Chapter 11 of the Bankruptcy Code expressly provides that the court shall confirm a plan only if the "plan has been proposed in good faith...." 11 U.S.C. § 1129(a) (3). Chapter 7 includes no express requirement of good faith, but provides that " [t]he court may dismiss a case under this chapter only after notice and a hearing and only for cause...." 11 U.S.C. § 707. The Bankruptcy Amendments and Federal Judgeships Act of 1984 amended Section 707, applicable to cases filed 90 days after its enactment on July 10, 1984, to provide as follows:
(b) After notice and a hearing, the court, on its own motion and not at the request or suggestion of any party in interest, may dismiss a case filed by an individual debtor under this chapter whose debts are primarily consumer debts if it finds that the granting of relief would be a substantial abuse of the provisions of this chapter. There shall be a presumption in favor of granting the relief requested by the debtor.

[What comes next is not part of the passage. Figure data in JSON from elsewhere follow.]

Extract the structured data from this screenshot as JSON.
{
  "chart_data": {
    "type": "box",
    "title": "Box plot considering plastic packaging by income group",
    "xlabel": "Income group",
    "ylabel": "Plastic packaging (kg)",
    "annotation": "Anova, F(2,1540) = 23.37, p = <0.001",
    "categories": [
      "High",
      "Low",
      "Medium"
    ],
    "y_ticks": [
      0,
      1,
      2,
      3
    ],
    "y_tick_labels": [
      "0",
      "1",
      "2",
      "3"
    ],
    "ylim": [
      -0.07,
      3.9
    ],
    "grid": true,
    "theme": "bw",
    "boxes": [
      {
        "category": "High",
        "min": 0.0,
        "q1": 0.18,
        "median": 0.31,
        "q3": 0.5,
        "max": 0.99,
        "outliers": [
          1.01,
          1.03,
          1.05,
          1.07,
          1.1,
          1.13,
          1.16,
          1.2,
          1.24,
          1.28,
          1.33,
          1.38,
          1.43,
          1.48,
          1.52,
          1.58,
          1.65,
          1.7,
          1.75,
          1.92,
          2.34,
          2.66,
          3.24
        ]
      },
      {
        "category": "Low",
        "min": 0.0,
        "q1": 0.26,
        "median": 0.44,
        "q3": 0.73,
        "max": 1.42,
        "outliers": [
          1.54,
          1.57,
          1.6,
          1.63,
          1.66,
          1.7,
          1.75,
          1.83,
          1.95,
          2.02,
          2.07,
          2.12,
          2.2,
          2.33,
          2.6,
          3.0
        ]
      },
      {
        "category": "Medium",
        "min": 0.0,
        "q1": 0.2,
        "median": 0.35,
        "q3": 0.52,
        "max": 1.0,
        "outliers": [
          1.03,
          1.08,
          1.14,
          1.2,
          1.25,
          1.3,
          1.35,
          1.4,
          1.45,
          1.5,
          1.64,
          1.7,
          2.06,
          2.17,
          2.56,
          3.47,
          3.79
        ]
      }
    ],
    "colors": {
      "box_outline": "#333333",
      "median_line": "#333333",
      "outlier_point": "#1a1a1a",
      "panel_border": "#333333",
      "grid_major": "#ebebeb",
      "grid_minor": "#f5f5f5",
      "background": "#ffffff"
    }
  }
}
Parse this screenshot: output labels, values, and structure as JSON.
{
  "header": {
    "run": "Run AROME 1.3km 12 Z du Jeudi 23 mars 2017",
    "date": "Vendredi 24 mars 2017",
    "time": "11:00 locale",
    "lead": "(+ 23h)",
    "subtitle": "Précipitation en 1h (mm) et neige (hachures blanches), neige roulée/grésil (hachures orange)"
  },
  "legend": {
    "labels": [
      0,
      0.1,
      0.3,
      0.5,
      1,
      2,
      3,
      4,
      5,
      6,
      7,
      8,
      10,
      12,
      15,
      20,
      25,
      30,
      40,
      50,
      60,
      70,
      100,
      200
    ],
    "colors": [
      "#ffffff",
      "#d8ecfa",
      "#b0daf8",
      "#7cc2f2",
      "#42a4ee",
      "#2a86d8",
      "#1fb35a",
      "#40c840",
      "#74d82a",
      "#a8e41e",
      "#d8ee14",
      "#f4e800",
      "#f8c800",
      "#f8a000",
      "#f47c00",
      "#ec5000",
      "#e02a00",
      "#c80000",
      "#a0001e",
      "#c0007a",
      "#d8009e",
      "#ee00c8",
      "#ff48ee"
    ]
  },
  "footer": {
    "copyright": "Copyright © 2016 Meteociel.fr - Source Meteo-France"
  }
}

Stat. 355 (1984). This amendment is inapplicable to this case
Khan contends that while the debts a party proposes to repay may be relevant to the issue of good faith in Chapter 11 proceedings, proposed repayment may not be considered in Chapter 7 proceedings. Until we discern the basis of the bankruptcy court's dismissal of the Chapter 7 petitions, we decline to review this issue
28 U.S.C. § 455(b) (1) provides:
(b) He shall also disqualify himself in the following circumstances:
(1) Where he has a personal bias or prejudice concerning a party, or personal knowledge of disputed evidentiary facts concerning the proceeding.